Wirtschafts-News vom 25. Juli 2016

Michael Weyland informiert

(Michael Weyland) Hyundai baut gemeinsam mit Air Liquide und im Rahmen der Clean Energy Partnership (CEP) eine Wasserstofftankstelle an der Hyundai Zentrale in Offenbach am Main. Sie wird öffentlich zugänglich sein und noch in diesem Sommer eröffnet.

Die Wasserstofftankstelle befüllt die Tanks der Brennstoffzellenfahrzeuge mit bis zu 700 bar Druck. Im Gegensatz zu anderen Wasserstofftankstellen, die nur 350 bar Fülldruck aufweisen, können mit der neuen Technik die Fahrzeugtanks ihre volle Kapazität nutzen. Damit erreicht der Hyundai ix35 Fuel Cell Distanzen von 594 Kilometer am Stück.

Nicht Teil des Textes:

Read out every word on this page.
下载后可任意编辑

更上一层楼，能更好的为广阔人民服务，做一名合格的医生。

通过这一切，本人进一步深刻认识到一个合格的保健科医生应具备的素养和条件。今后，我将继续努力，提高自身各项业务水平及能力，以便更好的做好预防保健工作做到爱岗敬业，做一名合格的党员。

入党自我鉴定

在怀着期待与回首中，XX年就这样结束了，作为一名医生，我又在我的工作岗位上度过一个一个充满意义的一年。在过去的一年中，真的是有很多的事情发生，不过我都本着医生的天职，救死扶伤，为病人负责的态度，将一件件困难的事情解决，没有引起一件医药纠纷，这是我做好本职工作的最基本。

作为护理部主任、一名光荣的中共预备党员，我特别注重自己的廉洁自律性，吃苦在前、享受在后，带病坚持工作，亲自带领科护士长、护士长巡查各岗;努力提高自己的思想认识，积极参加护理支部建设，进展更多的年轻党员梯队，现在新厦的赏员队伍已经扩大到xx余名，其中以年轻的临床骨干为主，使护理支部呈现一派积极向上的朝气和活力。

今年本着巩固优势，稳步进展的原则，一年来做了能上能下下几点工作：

Die Tageskapazität der neuen Tankstelle von 200 kg Wasserstoff reicht aus, um täglich über 30 Fahrzeuge aufzutanken. Durch Hochdrucktechnik an der Air Liquide Tankstelle lassen sich die Fahrzeuge innerhalb von drei bis fünf Minuten volltanken. Die neue Wasserstofftankstelle ist ein weiteres Engagement von Hyundai in der Clean Energy Partnership (CEP).

Mit 25 Kilometern pro Stunde im Flachen fahren oder zügig den nächsten Berg erklimmen – manchen Pedelec-Fahrern ist das nicht schnell genug. Und so bieten immer mehr Fahrrad- und Teile-Händler auch für Pedelecs Tuning-Kits an.

Der Fahrrad-Markt boomt, insbesondere der Markt für Pedelecs: Laut Zweirad-Industrie-Verband konnten im Jahr 2015 etwa 535.000 Pedelecs und E-Bikes abgesetzt werden. Damit summt mittlerweile schon in jedem achten verkauften Fahrrad ein Elektromotor. Den Großteil des Marktes nehmen dabei die versicherungs- und zulassungsfreien Pedelecs ein. Mit einem 250 Watt starken Motor unterstützen sie den Fahrer bis zu einer Höchstgeschwindigkeit von 25 km/h.

Danach setzt der Motor aus. Wer schneller fahren möchte, muss entweder kräftig strampeln oder auf ein S-Pedelec (auch "Pedelec 45" genannt) mit einer Motorleistung von bis zu 500 Watt zurückgreifen. Für diese werden allerdings eine Versicherung sowie ein Kennzeichen fällig. Der Fahrer braucht außerdem den Führerschein der Klasse M (auch in B enthalten).

Doch auch die 250-Watt-Motoren könnten grundsätzlich schneller fahren – sie werden jedoch bei 25 km/h gedrosselt. Das zieht zunehmend Anbieter an, die mit einfachen Tuning-Kits diese Drosselung umgehen. Wer sein Pedelec jedoch unrechtmäßig tunt und damit einen Unfall baut, kann auf den Kosten sitzen bleiben – beispielsweise für Schmerzensgeld, Verdienstausfall, Reparatur, etc. Außerdem kann der Garantieanspruch gegenüber dem Fahrradhersteller erlöschen.